Tues July 28 We visited the Rijks Museum - main art museum. Our goal was to go to the Dutch section and focus there on famous artists like Rembrandt and Vermeer. But we ended up spending several hours there as they had a large Dutch section and then we couldn't help but wander through the rooms with Van Gogh, Picasso, and other names we recognized. It is a huge building which was built specifically for the museum but looks like it could be a Cathedral, including columns, decorative ceilings, and stained glass windows.
Just outside the museum Amsterdam had the sculpture of big block letters that we have seen in other big cities around the world. The difference was this one was missing the "heart" symbol (for 'love'); it said "I Amsterdam". Of course it is a popular tourist photo spot.
Next we wandered through Vondelpark. Large and beautiful with many winding paths shaded by large trees, water fountains, and bridges over ponds. There are several cafes on the property. We went to one with an upstairs room in the round with a view out through the tree tops. Yvonne had warned us that Amsterdam cafes don't sell coffee, but chai-tea and drugs (marijuana is legal in Amsterdam). This didn't seem to be "that sort" of café. We shared some delicious apple strudel.

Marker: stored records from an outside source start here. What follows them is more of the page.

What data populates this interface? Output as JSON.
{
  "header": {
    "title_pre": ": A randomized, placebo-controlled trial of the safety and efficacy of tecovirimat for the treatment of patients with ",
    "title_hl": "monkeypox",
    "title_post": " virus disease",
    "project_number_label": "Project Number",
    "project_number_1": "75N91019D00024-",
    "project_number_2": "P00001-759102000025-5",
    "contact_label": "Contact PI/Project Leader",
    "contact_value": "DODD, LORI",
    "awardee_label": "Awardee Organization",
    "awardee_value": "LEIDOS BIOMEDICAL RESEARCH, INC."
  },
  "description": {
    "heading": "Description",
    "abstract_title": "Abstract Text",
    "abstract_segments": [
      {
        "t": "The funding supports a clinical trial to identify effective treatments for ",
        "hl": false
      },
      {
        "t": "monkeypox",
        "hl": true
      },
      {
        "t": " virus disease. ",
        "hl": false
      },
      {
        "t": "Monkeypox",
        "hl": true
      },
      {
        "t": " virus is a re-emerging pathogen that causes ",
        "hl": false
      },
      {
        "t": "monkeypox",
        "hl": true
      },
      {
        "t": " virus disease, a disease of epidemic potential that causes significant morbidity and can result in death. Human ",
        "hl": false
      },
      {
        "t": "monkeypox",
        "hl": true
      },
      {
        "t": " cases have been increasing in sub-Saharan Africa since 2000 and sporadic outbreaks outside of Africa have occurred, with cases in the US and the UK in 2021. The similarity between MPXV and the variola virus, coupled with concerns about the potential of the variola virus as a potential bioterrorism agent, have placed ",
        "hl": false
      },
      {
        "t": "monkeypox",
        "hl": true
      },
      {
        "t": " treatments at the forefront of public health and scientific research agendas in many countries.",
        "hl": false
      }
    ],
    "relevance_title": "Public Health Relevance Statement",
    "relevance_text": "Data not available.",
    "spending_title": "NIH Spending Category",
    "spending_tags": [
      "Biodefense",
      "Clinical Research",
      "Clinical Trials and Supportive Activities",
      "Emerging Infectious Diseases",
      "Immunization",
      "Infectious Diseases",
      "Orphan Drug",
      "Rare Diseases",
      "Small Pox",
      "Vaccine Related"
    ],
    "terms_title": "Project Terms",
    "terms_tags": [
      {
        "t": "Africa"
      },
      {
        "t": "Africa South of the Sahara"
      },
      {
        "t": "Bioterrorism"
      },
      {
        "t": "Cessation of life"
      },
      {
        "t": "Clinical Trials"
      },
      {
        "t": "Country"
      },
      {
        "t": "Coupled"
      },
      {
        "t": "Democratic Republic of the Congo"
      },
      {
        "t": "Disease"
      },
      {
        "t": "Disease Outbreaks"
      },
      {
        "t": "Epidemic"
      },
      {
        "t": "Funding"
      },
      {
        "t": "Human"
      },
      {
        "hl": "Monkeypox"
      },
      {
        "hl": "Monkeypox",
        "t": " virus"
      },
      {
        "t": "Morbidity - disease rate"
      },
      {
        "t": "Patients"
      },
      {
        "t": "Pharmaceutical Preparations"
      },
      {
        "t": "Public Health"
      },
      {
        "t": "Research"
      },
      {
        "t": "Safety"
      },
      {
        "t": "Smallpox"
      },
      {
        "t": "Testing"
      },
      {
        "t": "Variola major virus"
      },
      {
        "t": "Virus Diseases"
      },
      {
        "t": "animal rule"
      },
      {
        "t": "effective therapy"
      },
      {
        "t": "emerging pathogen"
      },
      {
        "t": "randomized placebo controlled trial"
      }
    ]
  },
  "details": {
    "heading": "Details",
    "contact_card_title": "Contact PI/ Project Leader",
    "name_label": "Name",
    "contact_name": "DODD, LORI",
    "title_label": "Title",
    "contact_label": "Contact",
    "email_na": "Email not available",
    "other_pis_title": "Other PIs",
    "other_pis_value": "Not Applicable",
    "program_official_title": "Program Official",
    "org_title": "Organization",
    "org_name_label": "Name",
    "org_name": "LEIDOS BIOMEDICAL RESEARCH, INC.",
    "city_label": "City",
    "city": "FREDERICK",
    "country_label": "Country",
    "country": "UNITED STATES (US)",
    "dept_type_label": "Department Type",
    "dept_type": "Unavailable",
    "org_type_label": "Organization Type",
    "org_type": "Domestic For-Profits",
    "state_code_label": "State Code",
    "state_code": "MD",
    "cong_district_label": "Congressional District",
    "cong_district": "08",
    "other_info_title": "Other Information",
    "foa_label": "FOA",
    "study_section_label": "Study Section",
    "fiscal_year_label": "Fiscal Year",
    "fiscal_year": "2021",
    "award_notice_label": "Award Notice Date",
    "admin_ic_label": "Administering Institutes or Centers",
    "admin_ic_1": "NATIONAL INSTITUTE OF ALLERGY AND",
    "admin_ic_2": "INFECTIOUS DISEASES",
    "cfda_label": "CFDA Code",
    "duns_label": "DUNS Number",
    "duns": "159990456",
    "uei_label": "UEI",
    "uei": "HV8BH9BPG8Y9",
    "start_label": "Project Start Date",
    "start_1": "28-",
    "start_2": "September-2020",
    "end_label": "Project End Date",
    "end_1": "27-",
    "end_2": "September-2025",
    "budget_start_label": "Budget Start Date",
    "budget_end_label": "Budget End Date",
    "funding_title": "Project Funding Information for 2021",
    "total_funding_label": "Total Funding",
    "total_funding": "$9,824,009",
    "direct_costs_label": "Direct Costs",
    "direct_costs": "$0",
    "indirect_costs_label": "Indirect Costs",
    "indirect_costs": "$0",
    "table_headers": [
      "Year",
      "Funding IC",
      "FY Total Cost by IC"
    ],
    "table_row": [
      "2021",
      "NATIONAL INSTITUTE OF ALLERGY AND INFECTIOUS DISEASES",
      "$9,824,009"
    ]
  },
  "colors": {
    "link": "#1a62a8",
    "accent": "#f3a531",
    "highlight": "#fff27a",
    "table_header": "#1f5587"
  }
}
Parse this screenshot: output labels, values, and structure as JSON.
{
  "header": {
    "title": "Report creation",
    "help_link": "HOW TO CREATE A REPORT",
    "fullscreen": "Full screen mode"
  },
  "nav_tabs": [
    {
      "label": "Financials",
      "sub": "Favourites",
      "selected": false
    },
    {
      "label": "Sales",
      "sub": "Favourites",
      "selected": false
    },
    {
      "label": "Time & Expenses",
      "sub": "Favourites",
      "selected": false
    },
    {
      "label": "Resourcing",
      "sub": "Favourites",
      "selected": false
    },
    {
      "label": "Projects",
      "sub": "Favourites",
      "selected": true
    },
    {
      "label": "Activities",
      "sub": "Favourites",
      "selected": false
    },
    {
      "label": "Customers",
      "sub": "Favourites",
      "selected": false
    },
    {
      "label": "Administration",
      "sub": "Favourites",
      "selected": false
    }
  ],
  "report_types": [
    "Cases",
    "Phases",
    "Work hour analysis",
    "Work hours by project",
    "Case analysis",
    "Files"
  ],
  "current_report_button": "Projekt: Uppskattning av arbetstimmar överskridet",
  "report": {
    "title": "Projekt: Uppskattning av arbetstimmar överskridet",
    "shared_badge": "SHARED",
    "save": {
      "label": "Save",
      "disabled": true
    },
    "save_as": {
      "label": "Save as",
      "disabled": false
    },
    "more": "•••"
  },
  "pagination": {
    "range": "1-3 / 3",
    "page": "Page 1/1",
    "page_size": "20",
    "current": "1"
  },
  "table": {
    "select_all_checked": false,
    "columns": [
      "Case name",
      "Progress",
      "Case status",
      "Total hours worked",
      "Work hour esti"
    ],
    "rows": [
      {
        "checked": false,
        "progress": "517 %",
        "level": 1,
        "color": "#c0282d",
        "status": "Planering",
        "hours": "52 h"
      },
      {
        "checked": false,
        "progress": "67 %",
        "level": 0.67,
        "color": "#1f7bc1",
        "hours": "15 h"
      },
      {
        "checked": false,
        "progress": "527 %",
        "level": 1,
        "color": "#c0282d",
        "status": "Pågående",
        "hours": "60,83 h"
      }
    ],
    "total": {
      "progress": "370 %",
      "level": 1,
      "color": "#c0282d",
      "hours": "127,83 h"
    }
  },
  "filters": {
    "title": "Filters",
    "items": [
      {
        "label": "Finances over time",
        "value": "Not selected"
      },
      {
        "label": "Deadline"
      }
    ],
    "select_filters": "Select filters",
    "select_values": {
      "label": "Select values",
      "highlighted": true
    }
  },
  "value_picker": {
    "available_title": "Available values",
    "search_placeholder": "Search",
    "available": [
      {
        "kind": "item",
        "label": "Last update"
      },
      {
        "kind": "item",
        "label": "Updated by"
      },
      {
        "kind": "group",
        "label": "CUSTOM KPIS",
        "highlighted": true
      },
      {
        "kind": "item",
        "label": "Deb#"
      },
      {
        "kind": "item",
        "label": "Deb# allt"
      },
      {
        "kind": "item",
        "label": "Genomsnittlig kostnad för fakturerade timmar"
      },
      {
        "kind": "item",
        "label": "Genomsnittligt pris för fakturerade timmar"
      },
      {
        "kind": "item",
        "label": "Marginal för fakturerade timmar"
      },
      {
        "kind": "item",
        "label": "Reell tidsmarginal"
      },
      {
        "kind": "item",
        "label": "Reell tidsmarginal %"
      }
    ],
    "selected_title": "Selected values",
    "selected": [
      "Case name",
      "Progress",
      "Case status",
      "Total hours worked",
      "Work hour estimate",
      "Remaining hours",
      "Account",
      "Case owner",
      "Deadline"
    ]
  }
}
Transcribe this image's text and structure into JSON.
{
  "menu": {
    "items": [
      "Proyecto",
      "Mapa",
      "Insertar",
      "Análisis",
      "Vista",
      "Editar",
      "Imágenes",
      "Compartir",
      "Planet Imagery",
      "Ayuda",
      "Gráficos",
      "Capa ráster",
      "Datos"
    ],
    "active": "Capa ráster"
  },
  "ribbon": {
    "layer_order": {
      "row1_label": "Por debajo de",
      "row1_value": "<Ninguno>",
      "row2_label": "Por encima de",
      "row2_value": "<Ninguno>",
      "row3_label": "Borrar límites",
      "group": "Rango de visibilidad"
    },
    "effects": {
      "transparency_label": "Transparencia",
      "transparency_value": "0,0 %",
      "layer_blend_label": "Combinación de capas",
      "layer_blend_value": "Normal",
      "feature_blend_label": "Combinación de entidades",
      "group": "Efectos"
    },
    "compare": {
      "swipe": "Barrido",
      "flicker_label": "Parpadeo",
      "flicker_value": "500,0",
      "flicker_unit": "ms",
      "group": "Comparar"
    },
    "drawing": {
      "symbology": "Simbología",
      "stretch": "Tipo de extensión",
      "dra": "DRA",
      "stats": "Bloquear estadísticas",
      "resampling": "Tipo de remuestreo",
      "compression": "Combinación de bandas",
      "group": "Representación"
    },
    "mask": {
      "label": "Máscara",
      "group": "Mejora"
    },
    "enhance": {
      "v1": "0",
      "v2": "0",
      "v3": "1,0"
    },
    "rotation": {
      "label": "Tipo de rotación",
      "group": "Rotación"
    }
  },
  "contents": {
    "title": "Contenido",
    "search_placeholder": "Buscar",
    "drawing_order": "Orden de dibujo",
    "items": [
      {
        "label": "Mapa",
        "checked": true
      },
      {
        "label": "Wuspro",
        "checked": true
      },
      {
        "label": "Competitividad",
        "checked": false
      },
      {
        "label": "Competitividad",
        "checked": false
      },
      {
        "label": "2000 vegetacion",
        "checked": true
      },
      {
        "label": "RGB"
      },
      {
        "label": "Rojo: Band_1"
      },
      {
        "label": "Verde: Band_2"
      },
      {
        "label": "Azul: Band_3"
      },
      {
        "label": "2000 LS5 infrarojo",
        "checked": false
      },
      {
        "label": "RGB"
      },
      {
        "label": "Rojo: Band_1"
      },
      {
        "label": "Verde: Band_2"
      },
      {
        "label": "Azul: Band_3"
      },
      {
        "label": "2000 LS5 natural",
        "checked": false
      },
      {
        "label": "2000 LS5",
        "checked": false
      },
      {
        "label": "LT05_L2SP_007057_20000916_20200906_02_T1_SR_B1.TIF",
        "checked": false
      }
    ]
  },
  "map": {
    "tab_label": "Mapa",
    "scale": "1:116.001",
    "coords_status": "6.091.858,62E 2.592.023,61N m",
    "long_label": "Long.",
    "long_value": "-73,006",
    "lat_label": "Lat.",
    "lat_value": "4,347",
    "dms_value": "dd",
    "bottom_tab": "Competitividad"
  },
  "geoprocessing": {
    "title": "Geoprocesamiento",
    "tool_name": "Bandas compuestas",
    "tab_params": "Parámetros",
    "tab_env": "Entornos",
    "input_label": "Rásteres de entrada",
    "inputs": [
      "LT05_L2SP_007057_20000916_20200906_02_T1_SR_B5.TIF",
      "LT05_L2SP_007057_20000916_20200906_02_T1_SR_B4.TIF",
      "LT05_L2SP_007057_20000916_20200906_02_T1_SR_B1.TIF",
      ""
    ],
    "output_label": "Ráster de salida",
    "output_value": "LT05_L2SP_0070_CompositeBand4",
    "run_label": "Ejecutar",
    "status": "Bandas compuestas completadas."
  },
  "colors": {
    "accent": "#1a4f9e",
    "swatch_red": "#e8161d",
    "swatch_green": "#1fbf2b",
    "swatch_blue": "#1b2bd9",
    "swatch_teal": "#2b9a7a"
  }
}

We wanted to walk through the flower market that occupies an edge of a canal and it was getting to be closing time, so we rushed over to that area and enjoyed browsing the fresh flowers, dried flowers hanging overhead, and abundance of bulbs. Nearby was a Franciscan Catholic Church with beautiful stained glass windows and stations of the cross with raised reliefs -gorgeous.
There were cheese shops everywhere, but we weren't sure what other traditional Dutch food we should sample. We found a nice restaurant that might have been more Spanish as it was serving tapas. We had our first steak in a long time and it was delicious -so tender. To Virginia's dismay, Dennis had been advocating a tour of the Red Light District. With daylight lasting so long, we finally decided to take an early evening stroll through that area at around 7:30pm. At that time of day it didn't live up to its excessively sordid reputation. Yes, there were plenty of strip joints and drug deals going on in the alleys but we only saw one 'lady in a window'. Clearly things don't really get 'hot' until after sunset which was around 9:30pm, and it didn't get dark until nearly 11pm.
Wed July 29 We flew to Berlin. The Amsterdam airport was impressive. It was very clean and organized. They had a comfy lounge area where we were designated to wait until about 30 min before flight. When they announced our gate we walked to the gate and immediately boarded. Quite pleasant.